Sikap masa bodoh dapat memberikan konsekuensi negatif yang nyata di tengah masyarakat. Oleh karena itu, sikap masa bodoh pada hakikatnya adalah musuh bersama yang harus dibuang jauh-jauh dari dalam diri kita.
Dalam bukunya Strange to Love (1963), Martin Luther King, pejuang hak-hak sipil di Amerika Serikat, pernah menyatakan, “Di dunia ini, tidak ada yang lebih berbahaya dibandingkan ketidakpedulian yang dilakukan secara sungguh-sungguh.” Hal yang serupa juga pernah dikatakan oleh William Shakespeare. Menurut Shakespeare, “Tidak ada kegelapan, yang ada adalah ketidakpedulian.”
Istilah ketidakpedulian, yang sinonim dengan istilah masa bodoh, telah menjadi perhatian banyak kalangan, termasuk para aktivis, komunitas, individu dan pemerintahan di berbagai negara. Anak-anak remaja menggunakan istilah ini dengan berbagai varian -yang memiliki makna lebih ringan, seperti serahlah, sebodo amat, emang gue pikirin, dan lain-lain.

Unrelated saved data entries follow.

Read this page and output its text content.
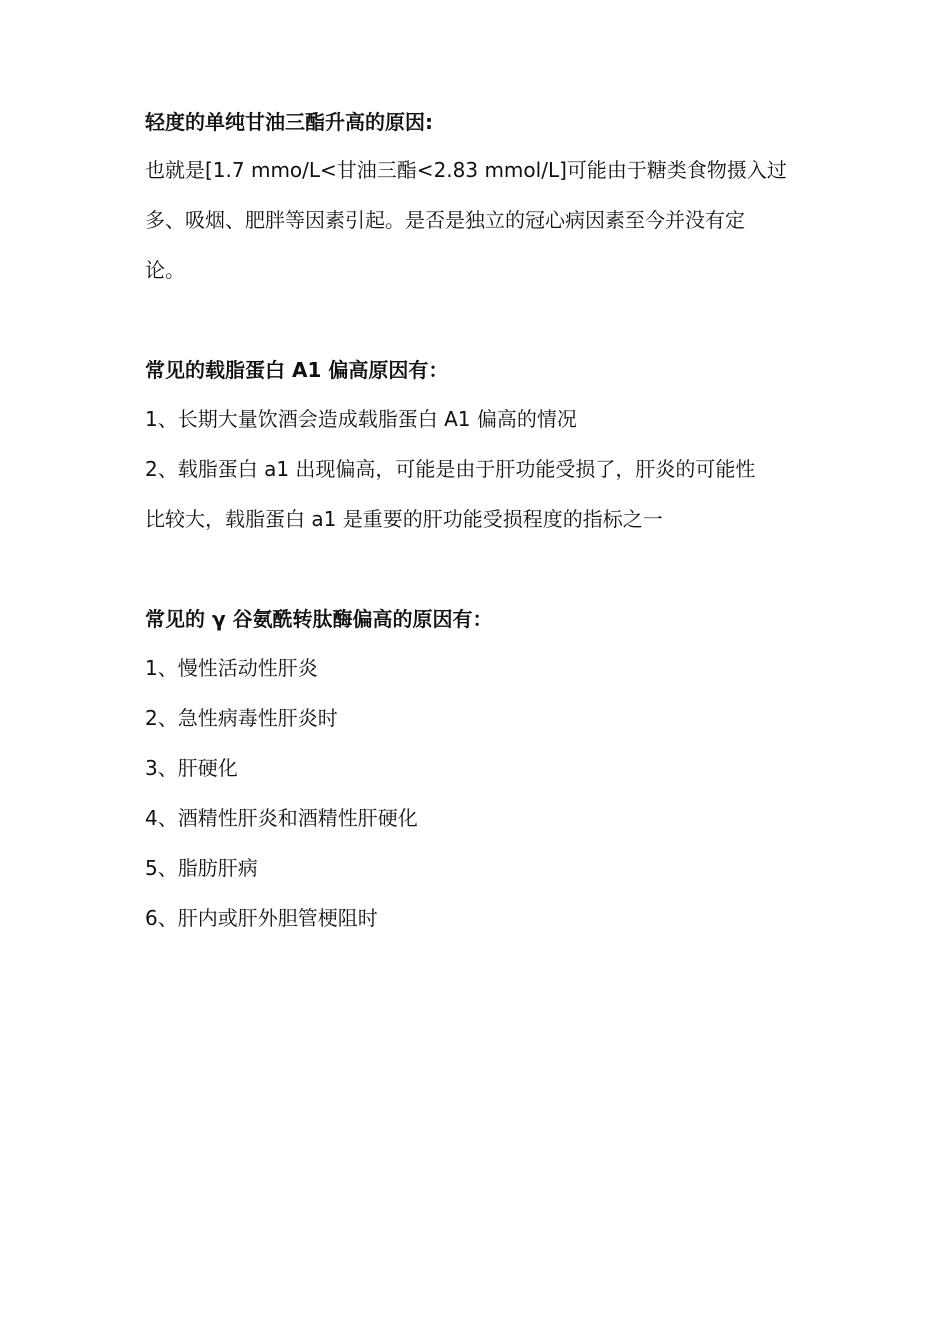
轻度的单纯甘油三酯升高的原因:
也就是[1.7 mmo/L<甘油三酯<2.83 mmol/L]可能由于糖类食物摄入过
多、吸烟、肥胖等因素引起。是否是独立的冠心病因素至今并没有定
论。
常见的载脂蛋白 A1 偏高原因有：
1、长期大量饮酒会造成载脂蛋白 A1 偏高的情况
2、载脂蛋白 a1 出现偏高，可能是由于肝功能受损了，肝炎的可能性
比较大，载脂蛋白 a1 是重要的肝功能受损程度的指标之一
常见的 γ 谷氨酰转肽酶偏高的原因有：
1、慢性活动性肝炎
2、急性病毒性肝炎时
3、肝硬化
4、酒精性肝炎和酒精性肝硬化
5、脂肪肝病
6、肝内或肝外胆管梗阻时
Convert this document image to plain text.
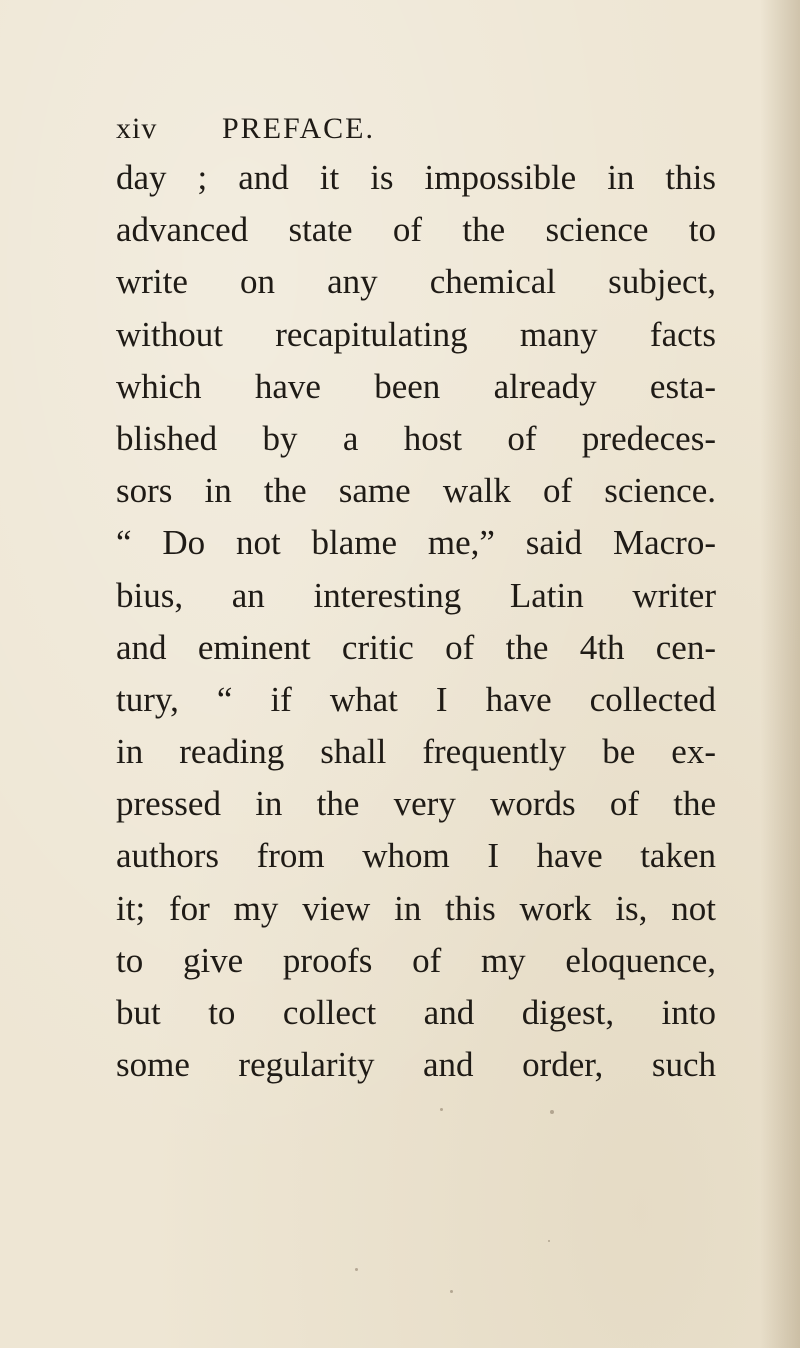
xiv PREFACE.
day ; and it is impossible in this
advanced state of the science to
write on any chemical subject,
without recapitulating many facts
which have been already esta-
blished by a host of predeces-
sors in the same walk of science.
“ Do not blame me,” said Macro-
bius, an interesting Latin writer
and eminent critic of the 4th cen-
tury, “ if what I have collected
in reading shall frequently be ex-
pressed in the very words of the
authors from whom I have taken
it; for my view in this work is, not
to give proofs of my eloquence,
but to collect and digest, into
some regularity and order, such
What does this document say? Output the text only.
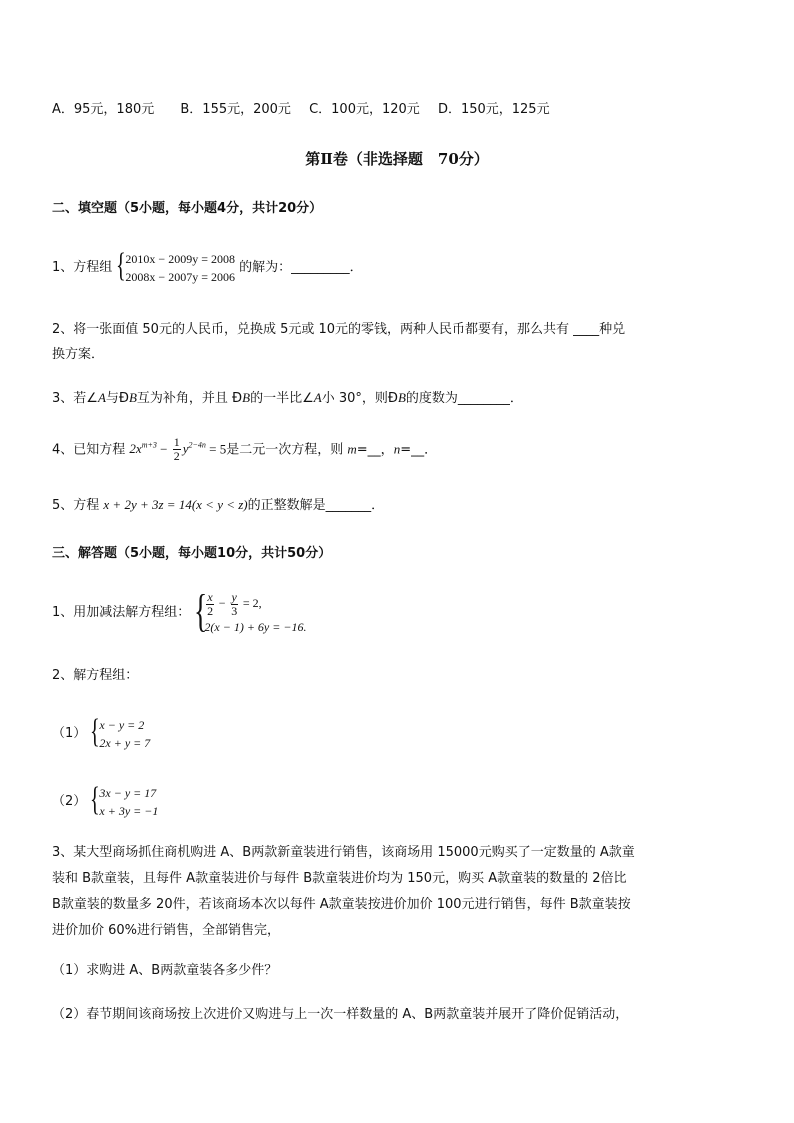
A．95元，180元 B．155元，200元 C．100元，120元 D．150元，125元
第Ⅱ卷（非选择题　70分）
二、填空题（5小题，每小题4分，共计20分）
1、方程组 { 2010x − 2009y = 2008
2008x − 2007y = 2006
的解为：_________．
2、将一张面值 50元的人民币，兑换成 5元或 10元的零钱，两种人民币都要有，那么共有 ____种兑
换方案．
3、若∠A与ÐB互为补角，并且 ÐB的一半比∠A小 30°，则ÐB的度数为________．
4、已知方程 $2x^{m+3} - \frac{1}{2} y^{2-4n} = 5$是二元一次方程，则 m=__，n=__．
5、方程 x + 2y + 3z = 14(x < y < z)的正整数解是_______．
三、解答题（5小题，每小题10分，共计50分）
1、用加减法解方程组： {
$\frac{x}{2} - \frac{y}{3} = 2$,
2(x − 1) + 6y = −16.
2、解方程组：
（1） { x − y = 2
2x + y = 7
（2） { 3x − y = 17
x + 3y = −1
3、某大型商场抓住商机购进 A、B两款新童装进行销售，该商场用 15000元购买了一定数量的 A款童
装和 B款童装，且每件 A款童装进价与每件 B款童装进价均为 150元，购买 A款童装的数量的 2倍比
B款童装的数量多 20件，若该商场本次以每件 A款童装按进价加价 100元进行销售，每件 B款童装按
进价加价 60%进行销售，全部销售完，
（1）求购进 A、B两款童装各多少件？
（2）春节期间该商场按上次进价又购进与上一次一样数量的 A、B两款童装并展开了降价促销活动，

Menurut Kamus Besar Bahasa Indonesia (KBBI), masa bodoh adalah (1) Kata afektif untuk menyatakan tidak senang hati; terserahlah; sesukamulah, (2) Tidak peduli apa-apa; tidak memperhatikan sama sekali; acuh tak acuh. Jika disimpulkan, sikap masa bodoh adalah sikap tidak peduli yang diimplementasikan seseorang, baik terhadap dirinya sendiri, terhadap lingkungan, bahkan terhadap bangsa dan negara.
Sinonim dari kata masa bodoh adalah tidak peduli, terserah, apatis. Secara psikologis, sebagaimana didefinisikan oleh Areefa Cassoobhoy (2020), sikap masa bodoh/apatis/tidak peduli sering diterjemahkan sebagai sikap kehilangan motivasi untuk melakukan sesuatu dan tidak peduli dengan apa yang terjadi di sekitar.
Sikap masa bodoh biasanya dapat dilihat dari ketidakpedulian masyarakat terhadap lingkungan, partisipasi politik, penegakan hukum, kesehatan, kekerasan dalam rumah tangga, kemiskinan atau keadilan. Faktor ketidakpedulian tersebut dapat memberikan konsekuensi dalam kehidupan nyata.
Misalnya, ketidakpedulian pada lingkungan dapat memberi konsekuensi pada rusaknya lingkungan, terjadinya perubahan iklim, menurunnya tingkat kesehatan, terjadinya banjir, dan lain-lain. Konsekuensinya nyata dan akan dihadapi oleh masyarakat itu sendiri.
Contoh lain, menurut laporan Badan Pusat Statistik (BPS) tahun 2018 mengenai Indeks Perilaku Ketidakpedulian Lingkungan Hidup, ditemukan fakta kurang menyenangkan. Dalam laporan itu BPS menyatakan bahwa sekitar 72 persen masyarakat Indonesia masih tidak peduli dengan pengelolaan sampah, 71 persen masih tidak peduli dengan penggunaan transportasi pribadi, 44 persen masih tidak peduli dengan penghematan air dan 16 persen masih tidak peduli dengan pengelolaan energi. Dampaknya apa? Polusi udara, banjir, tingkat kesehatan dan sulitnya air bersih.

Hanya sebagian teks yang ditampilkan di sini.